Uiteindelijk riep het Openbaar Ministerie Bouterse, Benny Brondenstein, Stephanus Dendoe, Iwan Dijksteel en Ernst Gefferie op zich op 12 januari dit jaar te melden bij de Centrale Penitentiaire Inrichting Santo Boma en de Penitentiaire Inrichting Duisburglaan. Slechts Dendoe, Brondenstein en Gefferie gaven gevolg daaraan, Bouterse en Dijksteel niet. Later bleken er opeens vage afspraken met het Openbaar Ministerie te zijn dat Bouterse zich op 16 januari mocht melden bij het Zorghotel, maar ook dat bleek een grote grap. Want de eens zo sterke man van Suriname was allang op de vlucht geslagen. Hij en Dijksteel zijn voortvluchtig. Van hen is officieel opsporing gelast.
Te gênant voor woorden
De Ware Tijd schrijft: ‘Het verbaast maar weinigen dat hij de benen nam nog voordat hij zich moest melden. Echter, veel mensen vinden het te gênant voor woorden dat hij zo eenvoudig weg kon komen. En daar kan het Directoraat Nationale Veiligheid (DNV) medeverantwoordelijk voor worden gehouden. Het is doorgaans deze organisatie die vluchtgevaarlijk gedrag moet onderkennen. Maar bij Bouterse werd dat niet afdoende gedaan, kennelijk hebben ze daar zitten slapen. Maar zolang onafhankelijk onderzoek geen klaarheid in deze zaak kan brengen, zal er altijd wel een zweem van verdenking blijven bestaan. Het is erg onwaarschijnlijk dat Bouterse geheel op eigen kracht onvindbaar kan blijven voor de autoriteiten. Het ligt voor de hand dat hij bescherming geniet van invloedrijke mensen of op zijn minst is geholpen door deze personen. Ook vanuit de NDP, waar toppers schijnen te weten waar hun gevallen voorzitter zich verschuilt. Het is op zich niet strafbaar dat ze dat niet willen verklappen. Maar zodra ze hand-en-spandiensten aan hem verlenen, overtreden ze de wet wel en kunnen zij worden vervolgd, omdat het ze medeplichtig maakt aan zijn vlucht. Dat geldt ook voor zijn vrouw Ingrid. Aangezien Bouterse niet meer de jongste – en zeker niet de gezondste – meer is, is het de vraag hoelang hij nog uit handen van justitie kan blijven zonder dat hij in de gaten loopt.’

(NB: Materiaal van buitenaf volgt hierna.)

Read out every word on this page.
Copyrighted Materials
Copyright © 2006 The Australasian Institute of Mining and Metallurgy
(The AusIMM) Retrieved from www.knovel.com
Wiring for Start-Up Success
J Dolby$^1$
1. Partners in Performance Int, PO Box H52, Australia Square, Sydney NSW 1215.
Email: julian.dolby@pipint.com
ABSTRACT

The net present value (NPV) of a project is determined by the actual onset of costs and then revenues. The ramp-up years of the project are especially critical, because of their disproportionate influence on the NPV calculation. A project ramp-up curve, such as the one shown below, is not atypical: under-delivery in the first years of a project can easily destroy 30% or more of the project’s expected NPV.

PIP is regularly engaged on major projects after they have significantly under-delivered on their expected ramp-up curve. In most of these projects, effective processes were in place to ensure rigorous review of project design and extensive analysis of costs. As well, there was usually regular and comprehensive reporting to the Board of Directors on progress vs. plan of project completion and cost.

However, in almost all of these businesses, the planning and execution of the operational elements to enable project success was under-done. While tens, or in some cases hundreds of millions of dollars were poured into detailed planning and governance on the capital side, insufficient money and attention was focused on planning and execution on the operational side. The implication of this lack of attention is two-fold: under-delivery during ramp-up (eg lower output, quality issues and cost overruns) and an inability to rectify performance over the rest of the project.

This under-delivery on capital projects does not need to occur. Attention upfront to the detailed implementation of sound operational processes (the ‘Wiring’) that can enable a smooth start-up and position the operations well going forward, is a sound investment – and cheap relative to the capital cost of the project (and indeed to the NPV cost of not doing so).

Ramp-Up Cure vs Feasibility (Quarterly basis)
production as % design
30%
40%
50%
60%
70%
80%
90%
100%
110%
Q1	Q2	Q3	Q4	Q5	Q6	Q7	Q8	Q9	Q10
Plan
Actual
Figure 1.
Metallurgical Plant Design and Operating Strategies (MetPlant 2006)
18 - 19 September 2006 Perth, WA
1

Ook in het buitenland kijkt men met verbazing én argusogen naar hoe de Surinaamse rechtstaat door het ijs is gezakt. ‘Een voortvluchtige Bouterse is de zoveelste klap in het gezicht van nabestaanden van de slachtoffers van de Decembermoorden’, zo schreef de Nederlandse krant Trouw nog in een recent commentaar.
‘Zij hadden gedacht – en vurig gehoopt – dat het vonnis een afsluiting van een diepdonkere periode zou zijn. Het is onverteerbaar dat de nabestaanden nog altijd worden geconfronteerd met onzekerheid. Immers, een veroordeling heeft pas waarde als de straf daadwerkelijk wordt uitgezeten.’